Her elation was because they were well into the tour and, until that point, the guide's schtick had all the horror flourishes yet sadly lacked emotion. His flat delivery was spoiling the show. Brandy was neither weird nor ghoulish. She recognized hopping from one European graveyard to another was not the vacation most would choose. But they weren't writing a Master's degree thesis entitled 'Burial Practices Around the World and What They Mean to Life' and she was. So, despite the gorgeous autumn weather in the green, rock-strewn hills of the Languedoc-Roussillon region of the south of France, amid this group of tourists clothed in their own explosions of color, Brandy followed, notebook open, pen at the ready, eager to collect facts about… the dead.
Brandy Petracus was a compact brunette, easy on the eyes, and approachable when she wanted to be. Everywhere she went she carried her bag o' plenty (named by her fiancé), a massive purse made from an old carpetbag to which she'd added a duffle shoulder strap. In it she carried all of the accoutrement needed to exist on this hostile planet; food, First Aid and farding material. Oh, and her brain worked. More than once an intimidated male had called her 'a computer'. She could live with that.
Like a computer Brandy had been in 'sleep' mode throughout the bus trip from the village of Paradis, where she, her fiancé Ray and Ray's sister, Vicki, were staying, to the remnants of this 14th century site. She remained uninvolved throughout the cursory look at the grounds, the decaying out-buildings (a chapel kept up, a stable partially so, a guard house not so much), and the ruins of the castle.
Put away all fantasy notions. Neither white knight nor fair princess would be putting in an appearance. These were the ruins of a nine hundred-year-old fortress, subjected to two hundred years of battle, then abandoned. Seven centuries of exposure and vandalization followed. Not to mention bombardment. The chapel and stable had been occupied by the Germans during World War II and those few portions of the castle untouched by time, the elements, and ancient armies surrendered with the Nazis to several well-placed Allied cannon shells. What remained consisted of a western wall, the ground and first floor of the keep, the ground floor entrance to the main hall… and a descending staircase barred by a NE PAS ENTRER sign (DO NOT ENTER, Brandy imagined) leading to a spoken of, but unseen, dungeon.
The tour guide, Felix Bussey, droned on. In his mid-twenties, pale and blonde, Felix was so obviously uninterested in his own patter it defied logic he kept his job. His desire to be elsewhere was palpable.
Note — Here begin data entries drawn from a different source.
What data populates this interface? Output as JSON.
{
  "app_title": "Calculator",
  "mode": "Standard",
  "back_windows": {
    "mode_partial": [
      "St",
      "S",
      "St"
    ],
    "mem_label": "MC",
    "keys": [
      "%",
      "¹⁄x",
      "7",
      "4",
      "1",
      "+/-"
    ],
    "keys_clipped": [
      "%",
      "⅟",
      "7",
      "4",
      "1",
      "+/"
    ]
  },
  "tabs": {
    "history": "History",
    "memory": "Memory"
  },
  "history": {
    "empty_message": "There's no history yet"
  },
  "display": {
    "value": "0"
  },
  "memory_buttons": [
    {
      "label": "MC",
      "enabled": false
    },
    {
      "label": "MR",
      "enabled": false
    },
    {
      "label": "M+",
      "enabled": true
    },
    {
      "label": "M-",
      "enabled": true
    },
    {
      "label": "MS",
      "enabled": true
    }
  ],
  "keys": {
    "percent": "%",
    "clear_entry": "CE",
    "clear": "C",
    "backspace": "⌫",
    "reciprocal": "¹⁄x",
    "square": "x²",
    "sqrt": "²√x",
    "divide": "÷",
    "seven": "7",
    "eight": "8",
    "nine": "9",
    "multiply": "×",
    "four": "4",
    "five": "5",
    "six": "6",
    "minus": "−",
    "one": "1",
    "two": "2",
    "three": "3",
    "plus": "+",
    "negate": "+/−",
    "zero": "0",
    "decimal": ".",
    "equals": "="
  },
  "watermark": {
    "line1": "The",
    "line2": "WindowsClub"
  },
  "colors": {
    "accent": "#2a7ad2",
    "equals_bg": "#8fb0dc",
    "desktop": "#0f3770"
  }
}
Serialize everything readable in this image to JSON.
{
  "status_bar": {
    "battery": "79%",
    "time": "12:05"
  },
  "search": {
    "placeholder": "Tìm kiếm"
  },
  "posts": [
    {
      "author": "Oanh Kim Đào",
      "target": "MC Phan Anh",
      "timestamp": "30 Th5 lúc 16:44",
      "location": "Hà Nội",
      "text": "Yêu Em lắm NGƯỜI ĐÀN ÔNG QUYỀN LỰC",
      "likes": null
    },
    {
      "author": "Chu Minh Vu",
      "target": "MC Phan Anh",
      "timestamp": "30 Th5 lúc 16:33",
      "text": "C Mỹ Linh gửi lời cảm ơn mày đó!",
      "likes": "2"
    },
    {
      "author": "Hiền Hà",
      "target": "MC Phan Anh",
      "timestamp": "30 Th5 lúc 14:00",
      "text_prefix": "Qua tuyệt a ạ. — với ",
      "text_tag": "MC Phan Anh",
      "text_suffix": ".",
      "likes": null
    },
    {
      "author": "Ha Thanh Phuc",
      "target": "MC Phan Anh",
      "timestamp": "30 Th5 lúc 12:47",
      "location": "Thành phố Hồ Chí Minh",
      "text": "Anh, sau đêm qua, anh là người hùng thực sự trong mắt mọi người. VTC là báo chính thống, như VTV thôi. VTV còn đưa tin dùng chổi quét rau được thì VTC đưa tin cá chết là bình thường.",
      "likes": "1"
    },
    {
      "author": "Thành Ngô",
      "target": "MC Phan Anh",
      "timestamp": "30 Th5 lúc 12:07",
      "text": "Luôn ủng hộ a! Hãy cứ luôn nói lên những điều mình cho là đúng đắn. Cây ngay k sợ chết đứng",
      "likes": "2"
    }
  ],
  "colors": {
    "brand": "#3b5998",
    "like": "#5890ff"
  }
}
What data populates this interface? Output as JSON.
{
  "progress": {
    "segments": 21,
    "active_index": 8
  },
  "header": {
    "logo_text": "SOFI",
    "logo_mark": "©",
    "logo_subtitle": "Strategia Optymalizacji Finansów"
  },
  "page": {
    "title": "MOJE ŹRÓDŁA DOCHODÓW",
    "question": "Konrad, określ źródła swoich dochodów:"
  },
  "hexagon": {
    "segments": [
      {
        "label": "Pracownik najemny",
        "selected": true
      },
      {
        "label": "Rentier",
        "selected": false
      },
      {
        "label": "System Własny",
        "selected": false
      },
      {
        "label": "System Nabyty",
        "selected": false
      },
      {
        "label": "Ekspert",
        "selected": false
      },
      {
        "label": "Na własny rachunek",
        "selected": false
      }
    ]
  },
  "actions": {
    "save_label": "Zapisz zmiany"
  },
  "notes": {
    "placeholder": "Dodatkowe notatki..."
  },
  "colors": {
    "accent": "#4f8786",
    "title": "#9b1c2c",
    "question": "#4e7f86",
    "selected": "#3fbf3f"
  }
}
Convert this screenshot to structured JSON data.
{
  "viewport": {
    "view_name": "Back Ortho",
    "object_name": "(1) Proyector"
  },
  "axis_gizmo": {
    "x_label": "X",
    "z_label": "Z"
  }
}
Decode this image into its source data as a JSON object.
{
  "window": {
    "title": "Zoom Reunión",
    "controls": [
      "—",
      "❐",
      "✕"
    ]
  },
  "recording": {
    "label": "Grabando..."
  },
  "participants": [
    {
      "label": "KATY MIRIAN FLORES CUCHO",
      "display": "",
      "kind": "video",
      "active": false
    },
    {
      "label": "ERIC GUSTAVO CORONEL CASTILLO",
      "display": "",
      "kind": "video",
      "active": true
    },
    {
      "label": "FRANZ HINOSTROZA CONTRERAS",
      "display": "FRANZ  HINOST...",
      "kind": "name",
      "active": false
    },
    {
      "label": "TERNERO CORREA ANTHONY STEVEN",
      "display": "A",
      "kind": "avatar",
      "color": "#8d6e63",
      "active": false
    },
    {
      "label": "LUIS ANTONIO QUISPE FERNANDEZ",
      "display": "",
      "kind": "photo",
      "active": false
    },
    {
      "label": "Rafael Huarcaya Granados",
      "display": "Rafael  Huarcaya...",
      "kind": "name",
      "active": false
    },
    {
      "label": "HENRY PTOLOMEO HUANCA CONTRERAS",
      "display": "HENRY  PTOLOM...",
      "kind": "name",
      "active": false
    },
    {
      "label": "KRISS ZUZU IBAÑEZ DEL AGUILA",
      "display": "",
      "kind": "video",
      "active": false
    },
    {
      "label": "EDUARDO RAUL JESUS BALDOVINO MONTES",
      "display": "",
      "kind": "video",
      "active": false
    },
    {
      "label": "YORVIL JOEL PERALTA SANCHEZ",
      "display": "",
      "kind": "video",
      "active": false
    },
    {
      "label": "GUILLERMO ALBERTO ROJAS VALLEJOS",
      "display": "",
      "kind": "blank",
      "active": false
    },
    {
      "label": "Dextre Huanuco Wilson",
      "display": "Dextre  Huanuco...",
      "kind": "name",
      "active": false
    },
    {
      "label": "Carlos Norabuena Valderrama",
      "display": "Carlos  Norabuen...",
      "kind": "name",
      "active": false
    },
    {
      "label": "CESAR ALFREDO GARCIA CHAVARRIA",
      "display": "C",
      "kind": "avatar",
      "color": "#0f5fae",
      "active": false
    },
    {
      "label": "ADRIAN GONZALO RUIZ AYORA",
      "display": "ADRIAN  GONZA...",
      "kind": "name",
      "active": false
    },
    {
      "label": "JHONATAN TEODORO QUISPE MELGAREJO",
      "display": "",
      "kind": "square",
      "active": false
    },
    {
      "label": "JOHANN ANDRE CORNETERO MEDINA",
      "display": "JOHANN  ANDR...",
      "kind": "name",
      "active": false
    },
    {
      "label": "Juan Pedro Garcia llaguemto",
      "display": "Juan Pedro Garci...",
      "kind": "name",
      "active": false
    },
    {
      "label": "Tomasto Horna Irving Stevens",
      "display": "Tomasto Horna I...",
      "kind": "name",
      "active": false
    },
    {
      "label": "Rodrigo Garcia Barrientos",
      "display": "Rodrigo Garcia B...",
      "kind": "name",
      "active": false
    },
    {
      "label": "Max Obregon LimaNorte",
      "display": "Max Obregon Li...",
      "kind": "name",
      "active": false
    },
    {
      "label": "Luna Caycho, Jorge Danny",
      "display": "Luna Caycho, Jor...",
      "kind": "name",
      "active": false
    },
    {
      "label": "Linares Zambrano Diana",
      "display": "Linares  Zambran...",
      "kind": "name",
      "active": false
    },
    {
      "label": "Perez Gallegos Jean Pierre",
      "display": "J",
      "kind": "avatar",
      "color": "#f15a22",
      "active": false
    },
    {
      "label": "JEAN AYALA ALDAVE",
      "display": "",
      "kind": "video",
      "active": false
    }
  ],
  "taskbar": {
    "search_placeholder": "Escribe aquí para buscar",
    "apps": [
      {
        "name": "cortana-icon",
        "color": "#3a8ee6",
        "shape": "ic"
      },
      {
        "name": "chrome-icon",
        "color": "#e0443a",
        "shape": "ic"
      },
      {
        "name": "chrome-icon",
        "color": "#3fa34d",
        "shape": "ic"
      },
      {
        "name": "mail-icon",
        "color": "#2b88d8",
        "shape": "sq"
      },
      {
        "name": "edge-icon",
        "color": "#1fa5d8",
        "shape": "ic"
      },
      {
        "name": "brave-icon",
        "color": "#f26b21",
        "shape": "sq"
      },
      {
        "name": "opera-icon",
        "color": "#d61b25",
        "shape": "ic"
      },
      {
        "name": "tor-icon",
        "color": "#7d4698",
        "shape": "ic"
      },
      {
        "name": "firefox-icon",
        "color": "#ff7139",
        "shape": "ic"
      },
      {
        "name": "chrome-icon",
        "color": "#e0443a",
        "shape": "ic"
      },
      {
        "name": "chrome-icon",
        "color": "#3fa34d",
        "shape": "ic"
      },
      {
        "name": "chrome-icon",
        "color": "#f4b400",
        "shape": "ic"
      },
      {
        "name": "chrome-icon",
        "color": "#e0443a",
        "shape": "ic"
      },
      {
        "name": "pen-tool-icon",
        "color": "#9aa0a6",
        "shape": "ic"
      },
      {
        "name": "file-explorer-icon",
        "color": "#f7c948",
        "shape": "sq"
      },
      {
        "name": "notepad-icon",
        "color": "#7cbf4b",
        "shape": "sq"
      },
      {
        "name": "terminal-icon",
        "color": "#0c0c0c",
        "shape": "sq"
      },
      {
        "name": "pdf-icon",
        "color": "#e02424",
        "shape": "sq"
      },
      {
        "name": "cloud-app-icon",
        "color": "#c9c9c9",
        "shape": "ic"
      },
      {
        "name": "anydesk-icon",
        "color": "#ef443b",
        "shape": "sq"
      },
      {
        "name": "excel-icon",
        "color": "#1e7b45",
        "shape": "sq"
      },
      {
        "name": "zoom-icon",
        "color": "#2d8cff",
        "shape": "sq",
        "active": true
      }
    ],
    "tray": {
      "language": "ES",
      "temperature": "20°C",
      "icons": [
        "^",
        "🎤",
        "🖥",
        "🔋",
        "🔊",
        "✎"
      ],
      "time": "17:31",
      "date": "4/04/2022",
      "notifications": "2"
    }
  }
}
His only displays of interest came with repeated glances at a startling red-head on the fringe of the group.
And what a group. Besides the red-head, there were two tall Nordic men who looked sorry they'd come, and several Asians having the time of their lives. There was a French-speaking coterie led by a stick of a woman intent on proving her education, at least, was well-rounded. She conducted her own tour in spite of Felix. An Irish couple trailed the group; she annoyed with him, he with everything. When Felix said something he doubted, the Irishman muttered “Fek.” When he did, his wife jabbed his ribs and barked “Language!” There was a Don Juan look-alike who'd apparently taken the tour a thousand times. And Brandy's future sister-in-law, Vicki.
Brandy hung in, watching the stick lady lecture, watching the Irish pair spar, watching the tour guide watch the red-head. The exercise offered its amusements but was wearing thin. If the tour guide didn't get to the morbid stuff soon, she feared she would have a fit.
Felix droned on as he led the group down the stairs. “The Templars introduced the 'keep' to French military architecture.” They spilled into an open area that once had been the foyer and he moved on to the differences between a castle and a Château. Then amused himself by pointing out the Château de la liberté was in fact neither. It was a Stronghold. Pen poised, with nothing to write, Brandy bit her lip not to scream.